12 September 2016

Use of lipid-lowering agents may have an effect in reducing oral and systemic inflammation, study shows

Categories: Science

Use of lipid-lowering agents may have an effect in reducing oral and systemic inflammation, study shows

Research suggests evidence of an association between the use of lipid-lowering agents (LLAs) and a reduced level of periodontal inflammation, as measured by bleeding on probing (BOP).

A study to assess the association between LLAs, C-reactive protein, and oral inflammation was carried out by researchers at the School of Dental Medicine at the University of Puerto Rico. A summary of their findings was published as JCP Digest 12 (2015:42).

The thinking behind the study was that interrelationship between periodontal and systemic inflammation could represent a plausible biological explanation of the link between periodontitis and systemic diseases, including cardiovascular disease, diabetes, and respiratory disease.

While there is evidence that lipid lower agents (LLAs) reduce oral inflammation, the effect of LLAs on C-reactive protein (CRP) had not previously been investigated.

The study focused on overweight or obese Puerto Ricans, using the San Juan Overweight Adults Longitudinal Study (SOALS), and a total of 1,300 participants were recruited.  The periodontal examination included probing depth (PD), recession, plaque index (PI), and bleeding upon probing (BOP).

Among the results of the research, LLA-using participants had lower BOP and lower hs-CRP levels in comparison with non-users and LLA-use was associated with lower percentage of patients suffering from moderate or severe periodontitis.

The researchers cautioned that BOP is a surrogate marker of inflammation, so it was not clear from the study whether LLAs affect inflammation or bleeding only.
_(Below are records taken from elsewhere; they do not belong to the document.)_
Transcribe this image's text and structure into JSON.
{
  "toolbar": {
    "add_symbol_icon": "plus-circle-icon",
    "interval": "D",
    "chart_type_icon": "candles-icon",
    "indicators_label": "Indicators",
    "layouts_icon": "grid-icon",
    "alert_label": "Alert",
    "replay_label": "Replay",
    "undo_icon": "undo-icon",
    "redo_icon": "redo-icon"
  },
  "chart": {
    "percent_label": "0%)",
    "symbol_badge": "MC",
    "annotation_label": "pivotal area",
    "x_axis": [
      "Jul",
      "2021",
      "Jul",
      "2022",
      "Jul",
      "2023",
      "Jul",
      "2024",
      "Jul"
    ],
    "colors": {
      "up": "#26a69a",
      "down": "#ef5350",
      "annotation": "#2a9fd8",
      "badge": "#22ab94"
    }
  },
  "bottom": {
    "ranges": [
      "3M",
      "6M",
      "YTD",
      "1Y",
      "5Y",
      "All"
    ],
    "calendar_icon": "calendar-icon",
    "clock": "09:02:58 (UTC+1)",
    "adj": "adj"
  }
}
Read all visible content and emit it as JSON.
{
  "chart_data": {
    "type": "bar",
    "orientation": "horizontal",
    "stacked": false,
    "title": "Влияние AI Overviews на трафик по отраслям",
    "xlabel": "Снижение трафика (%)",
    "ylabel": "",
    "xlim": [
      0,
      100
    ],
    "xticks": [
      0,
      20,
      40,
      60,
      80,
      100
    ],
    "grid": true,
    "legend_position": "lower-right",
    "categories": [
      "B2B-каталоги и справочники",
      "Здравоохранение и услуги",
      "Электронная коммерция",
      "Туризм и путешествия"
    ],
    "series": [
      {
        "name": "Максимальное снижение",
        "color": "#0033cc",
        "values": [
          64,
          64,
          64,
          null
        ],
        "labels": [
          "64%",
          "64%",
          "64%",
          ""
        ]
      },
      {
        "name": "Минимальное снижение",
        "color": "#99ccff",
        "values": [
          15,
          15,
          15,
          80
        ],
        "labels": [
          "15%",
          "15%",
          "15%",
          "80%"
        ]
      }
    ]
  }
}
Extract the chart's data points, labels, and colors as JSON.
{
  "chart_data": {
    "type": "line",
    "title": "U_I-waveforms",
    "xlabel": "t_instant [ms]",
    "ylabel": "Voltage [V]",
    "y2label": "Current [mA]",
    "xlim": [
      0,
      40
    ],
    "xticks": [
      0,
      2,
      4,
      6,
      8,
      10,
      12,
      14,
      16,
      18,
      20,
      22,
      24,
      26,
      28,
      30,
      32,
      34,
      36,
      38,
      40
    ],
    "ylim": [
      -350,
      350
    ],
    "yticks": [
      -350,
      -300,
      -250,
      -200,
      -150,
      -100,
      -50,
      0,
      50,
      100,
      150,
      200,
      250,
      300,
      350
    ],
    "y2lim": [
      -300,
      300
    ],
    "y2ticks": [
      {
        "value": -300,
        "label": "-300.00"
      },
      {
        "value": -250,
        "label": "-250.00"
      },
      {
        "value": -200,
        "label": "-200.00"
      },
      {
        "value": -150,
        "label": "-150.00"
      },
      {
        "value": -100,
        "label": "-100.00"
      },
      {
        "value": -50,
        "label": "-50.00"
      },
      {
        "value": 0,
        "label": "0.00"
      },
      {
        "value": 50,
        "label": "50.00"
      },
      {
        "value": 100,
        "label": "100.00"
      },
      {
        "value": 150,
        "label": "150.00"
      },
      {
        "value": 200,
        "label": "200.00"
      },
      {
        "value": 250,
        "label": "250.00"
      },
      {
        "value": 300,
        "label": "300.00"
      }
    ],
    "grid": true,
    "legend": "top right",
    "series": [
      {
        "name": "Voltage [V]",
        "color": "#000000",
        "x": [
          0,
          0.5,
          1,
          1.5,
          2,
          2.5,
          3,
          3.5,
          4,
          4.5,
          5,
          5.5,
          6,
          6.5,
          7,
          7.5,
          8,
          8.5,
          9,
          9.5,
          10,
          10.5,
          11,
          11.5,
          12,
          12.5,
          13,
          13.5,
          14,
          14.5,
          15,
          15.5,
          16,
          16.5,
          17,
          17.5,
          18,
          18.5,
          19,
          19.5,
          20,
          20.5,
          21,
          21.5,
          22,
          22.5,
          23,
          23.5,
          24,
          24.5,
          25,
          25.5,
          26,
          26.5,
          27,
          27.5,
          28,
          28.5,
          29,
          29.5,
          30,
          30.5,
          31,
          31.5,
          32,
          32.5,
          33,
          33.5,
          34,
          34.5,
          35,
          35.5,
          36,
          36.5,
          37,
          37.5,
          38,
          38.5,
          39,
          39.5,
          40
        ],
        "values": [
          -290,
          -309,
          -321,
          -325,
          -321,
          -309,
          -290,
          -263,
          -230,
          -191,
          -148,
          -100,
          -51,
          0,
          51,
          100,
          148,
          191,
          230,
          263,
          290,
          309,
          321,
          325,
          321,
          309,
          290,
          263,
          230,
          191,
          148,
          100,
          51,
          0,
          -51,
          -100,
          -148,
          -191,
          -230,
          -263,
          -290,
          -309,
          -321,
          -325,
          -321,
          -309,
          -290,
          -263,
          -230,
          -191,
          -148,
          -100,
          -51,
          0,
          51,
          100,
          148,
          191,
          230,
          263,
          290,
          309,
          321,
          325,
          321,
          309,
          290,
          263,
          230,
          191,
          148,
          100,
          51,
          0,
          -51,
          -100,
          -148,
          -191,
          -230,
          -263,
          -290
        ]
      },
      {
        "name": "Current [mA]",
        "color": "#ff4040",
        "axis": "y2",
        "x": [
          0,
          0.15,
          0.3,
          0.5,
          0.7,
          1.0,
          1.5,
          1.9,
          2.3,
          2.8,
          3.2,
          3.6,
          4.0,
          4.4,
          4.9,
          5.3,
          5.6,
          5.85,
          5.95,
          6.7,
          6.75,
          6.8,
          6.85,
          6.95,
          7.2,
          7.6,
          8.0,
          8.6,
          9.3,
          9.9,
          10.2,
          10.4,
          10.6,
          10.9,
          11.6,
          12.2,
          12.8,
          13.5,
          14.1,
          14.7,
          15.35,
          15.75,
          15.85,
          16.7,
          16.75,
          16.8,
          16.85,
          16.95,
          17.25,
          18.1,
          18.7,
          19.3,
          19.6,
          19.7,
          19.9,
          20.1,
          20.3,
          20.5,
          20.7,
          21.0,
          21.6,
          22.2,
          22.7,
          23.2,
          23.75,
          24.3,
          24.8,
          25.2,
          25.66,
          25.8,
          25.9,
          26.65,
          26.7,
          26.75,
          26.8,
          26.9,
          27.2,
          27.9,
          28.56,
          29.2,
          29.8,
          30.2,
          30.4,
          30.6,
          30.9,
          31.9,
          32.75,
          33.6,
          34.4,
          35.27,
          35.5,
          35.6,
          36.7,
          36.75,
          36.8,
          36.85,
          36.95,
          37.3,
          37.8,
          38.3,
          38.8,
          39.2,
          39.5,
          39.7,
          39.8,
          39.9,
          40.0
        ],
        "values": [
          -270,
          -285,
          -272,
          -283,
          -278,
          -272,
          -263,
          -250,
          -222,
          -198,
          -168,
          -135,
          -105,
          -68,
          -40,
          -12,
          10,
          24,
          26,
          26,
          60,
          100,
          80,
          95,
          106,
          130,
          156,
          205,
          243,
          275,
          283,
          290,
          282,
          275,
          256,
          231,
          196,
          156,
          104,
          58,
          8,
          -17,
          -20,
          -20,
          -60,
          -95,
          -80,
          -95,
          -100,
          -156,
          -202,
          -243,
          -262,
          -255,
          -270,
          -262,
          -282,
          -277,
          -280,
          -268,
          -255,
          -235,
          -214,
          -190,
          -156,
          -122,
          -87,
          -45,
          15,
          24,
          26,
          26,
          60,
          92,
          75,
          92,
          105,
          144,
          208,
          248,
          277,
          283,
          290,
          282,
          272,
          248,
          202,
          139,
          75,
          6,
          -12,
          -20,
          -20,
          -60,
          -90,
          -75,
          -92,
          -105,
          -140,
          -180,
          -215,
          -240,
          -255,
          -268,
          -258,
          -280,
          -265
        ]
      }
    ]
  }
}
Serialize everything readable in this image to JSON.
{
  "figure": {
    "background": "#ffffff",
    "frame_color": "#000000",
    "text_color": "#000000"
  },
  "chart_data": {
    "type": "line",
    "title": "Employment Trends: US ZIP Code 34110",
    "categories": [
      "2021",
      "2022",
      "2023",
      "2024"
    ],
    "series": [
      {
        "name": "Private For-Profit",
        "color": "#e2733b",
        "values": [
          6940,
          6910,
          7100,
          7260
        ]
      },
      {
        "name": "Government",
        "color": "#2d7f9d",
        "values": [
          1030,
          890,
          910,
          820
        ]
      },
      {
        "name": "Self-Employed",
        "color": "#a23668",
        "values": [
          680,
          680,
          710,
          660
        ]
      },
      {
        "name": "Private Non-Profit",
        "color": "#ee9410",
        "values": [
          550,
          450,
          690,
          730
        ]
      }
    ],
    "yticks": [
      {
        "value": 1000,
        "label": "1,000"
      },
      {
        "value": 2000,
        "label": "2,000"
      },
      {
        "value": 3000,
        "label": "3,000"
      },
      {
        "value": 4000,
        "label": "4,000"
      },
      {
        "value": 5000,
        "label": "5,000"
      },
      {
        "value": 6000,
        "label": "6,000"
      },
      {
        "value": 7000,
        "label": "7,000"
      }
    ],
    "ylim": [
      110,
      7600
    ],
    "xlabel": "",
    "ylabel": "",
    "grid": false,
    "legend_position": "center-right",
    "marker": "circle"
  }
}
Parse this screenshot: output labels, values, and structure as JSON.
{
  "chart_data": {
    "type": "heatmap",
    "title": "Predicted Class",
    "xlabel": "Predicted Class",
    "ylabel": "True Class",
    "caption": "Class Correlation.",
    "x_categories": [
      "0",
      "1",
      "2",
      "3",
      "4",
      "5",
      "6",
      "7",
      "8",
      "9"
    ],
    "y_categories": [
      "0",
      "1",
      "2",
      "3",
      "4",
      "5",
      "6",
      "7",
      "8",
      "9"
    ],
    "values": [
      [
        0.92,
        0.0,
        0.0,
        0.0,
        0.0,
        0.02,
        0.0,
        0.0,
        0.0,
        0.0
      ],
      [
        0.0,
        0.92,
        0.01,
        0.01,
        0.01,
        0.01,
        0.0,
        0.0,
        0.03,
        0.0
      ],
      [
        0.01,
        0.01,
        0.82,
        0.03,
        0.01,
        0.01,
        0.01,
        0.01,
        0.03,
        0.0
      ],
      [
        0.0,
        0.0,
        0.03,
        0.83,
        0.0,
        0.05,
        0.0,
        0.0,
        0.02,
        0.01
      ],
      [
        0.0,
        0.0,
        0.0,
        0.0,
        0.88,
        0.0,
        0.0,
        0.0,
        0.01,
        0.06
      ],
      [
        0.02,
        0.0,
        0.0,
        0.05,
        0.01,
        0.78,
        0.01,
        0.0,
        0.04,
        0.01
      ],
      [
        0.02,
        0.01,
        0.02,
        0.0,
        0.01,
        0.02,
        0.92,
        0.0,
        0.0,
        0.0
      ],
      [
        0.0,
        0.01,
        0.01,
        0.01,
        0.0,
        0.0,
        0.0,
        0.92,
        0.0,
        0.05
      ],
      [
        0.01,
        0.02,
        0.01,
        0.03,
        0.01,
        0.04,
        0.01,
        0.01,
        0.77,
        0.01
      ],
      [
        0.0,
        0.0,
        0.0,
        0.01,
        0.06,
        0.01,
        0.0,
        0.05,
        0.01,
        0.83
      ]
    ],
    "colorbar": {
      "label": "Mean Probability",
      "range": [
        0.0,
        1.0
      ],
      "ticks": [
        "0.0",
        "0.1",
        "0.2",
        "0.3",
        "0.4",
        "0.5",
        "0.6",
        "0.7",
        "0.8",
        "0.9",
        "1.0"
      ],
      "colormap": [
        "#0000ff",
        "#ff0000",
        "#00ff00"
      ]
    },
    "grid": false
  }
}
Concluding that the data provided evidence of an association between the use of LLAs and a reduced level of periodontal inflammation (as measured by BOP), the researchers said that further investigation in this area was needed “to ascertain whether this association is causal and reversible and of clinical significance.”

Originally published in the December 2015 edition of the Journal of Clinical Periodontology, the research was summarised for JCP Digest by residents of the Postgraduate Programme of Periodontology at the Department of Periodontology, UCL Eastman Dental Institute, London, United Kingdom

JCP Digest 12 is available in English, with versions in French, German, Italian, Portuguese, and Spanish to be published soon.